The images cover 100 years of cinematography, from the highly medical to the overtly pornographic. One of the strengths of the film is that it never becomes a trip down memory lane nor are there too many images that would be instantly recognizable in this media infatuated society. Footage is used judiciously and to his credit Pummell doesn't try to give a sense of history chronologically, i.e. "Here's the 1950's! And here we are in the 1980's!" Instead, the film is divided up by category. While the images used are familiar in that they show facets of society, there aren't a lot of images that are branded on the public consciousness. On the film's Web site there is access to every scene in the film with explanations of each story behind the image.

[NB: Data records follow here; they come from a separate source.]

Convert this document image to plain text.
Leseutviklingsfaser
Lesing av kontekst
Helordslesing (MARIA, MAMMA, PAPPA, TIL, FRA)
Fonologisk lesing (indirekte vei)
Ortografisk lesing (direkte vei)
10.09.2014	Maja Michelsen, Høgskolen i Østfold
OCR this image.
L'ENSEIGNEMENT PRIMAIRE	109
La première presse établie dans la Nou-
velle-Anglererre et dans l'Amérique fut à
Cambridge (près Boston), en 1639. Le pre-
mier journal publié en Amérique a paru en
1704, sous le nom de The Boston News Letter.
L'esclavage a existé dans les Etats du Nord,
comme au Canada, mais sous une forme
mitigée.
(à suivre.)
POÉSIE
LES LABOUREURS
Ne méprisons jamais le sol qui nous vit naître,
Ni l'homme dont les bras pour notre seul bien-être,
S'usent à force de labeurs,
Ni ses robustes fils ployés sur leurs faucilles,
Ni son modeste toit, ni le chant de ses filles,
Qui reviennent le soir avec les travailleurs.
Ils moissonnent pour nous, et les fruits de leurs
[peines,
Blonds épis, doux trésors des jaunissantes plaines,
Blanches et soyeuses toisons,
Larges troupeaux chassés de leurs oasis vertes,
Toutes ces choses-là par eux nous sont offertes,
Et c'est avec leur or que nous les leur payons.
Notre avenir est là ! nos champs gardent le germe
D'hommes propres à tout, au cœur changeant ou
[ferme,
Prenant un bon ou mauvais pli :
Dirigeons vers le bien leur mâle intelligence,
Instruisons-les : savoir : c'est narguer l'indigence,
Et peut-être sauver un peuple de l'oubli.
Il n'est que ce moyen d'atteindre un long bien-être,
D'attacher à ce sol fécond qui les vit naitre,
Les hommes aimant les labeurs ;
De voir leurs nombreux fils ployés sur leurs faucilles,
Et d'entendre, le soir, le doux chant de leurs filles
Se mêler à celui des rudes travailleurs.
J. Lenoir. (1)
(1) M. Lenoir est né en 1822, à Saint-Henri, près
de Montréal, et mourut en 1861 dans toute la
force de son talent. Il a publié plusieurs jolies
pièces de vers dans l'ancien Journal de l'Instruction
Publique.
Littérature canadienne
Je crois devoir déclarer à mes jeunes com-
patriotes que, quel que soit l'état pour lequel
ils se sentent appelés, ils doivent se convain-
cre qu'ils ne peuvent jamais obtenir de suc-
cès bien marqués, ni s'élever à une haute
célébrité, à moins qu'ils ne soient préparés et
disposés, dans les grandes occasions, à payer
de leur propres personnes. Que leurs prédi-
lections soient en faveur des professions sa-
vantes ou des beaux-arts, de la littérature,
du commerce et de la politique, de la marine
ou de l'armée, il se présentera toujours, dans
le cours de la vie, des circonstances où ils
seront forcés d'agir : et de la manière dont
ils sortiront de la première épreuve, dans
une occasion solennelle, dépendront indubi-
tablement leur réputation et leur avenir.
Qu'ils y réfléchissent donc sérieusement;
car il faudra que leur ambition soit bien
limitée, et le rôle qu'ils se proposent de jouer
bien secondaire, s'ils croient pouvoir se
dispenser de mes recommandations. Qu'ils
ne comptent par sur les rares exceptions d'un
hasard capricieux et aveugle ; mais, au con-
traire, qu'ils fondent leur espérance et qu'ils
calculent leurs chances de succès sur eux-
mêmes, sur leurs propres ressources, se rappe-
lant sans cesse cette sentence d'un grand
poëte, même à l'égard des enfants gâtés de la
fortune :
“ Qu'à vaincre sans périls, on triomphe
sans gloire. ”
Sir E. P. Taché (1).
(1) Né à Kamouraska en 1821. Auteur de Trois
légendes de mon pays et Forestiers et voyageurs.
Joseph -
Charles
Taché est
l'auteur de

Though there seemed to be an overabundance of highly graphic scenes of women giving birth, everywhere from the highly clinical to poetic underwater birthing scenes, Pummell explained after the screening at AFI Fest 2003 that he realized that his experience in witnessing the birth of his child was the same joy experienced by thousands of people all over the world. However, this unifying sequence is still a bit long.

While nothing was left to the imagination for the birth scenes, the war footage was not as explicit as expected given the brutal honesty of other images. Death through acts of war or torture were not depicted and given that such footage exists it would certainly have shown the depths of inhumanity on this earth. At the same time, great care would have been needed to not exploit anyone's death or to turn that sequence into a collage of snuff films.

One of the most fascinating sequences is when the human voice is finally heard. The audience hears someone deaf learning to speak and the allegory is made from learning to use the human voice to moving on to use that voice for social responsibility and non-violent protest.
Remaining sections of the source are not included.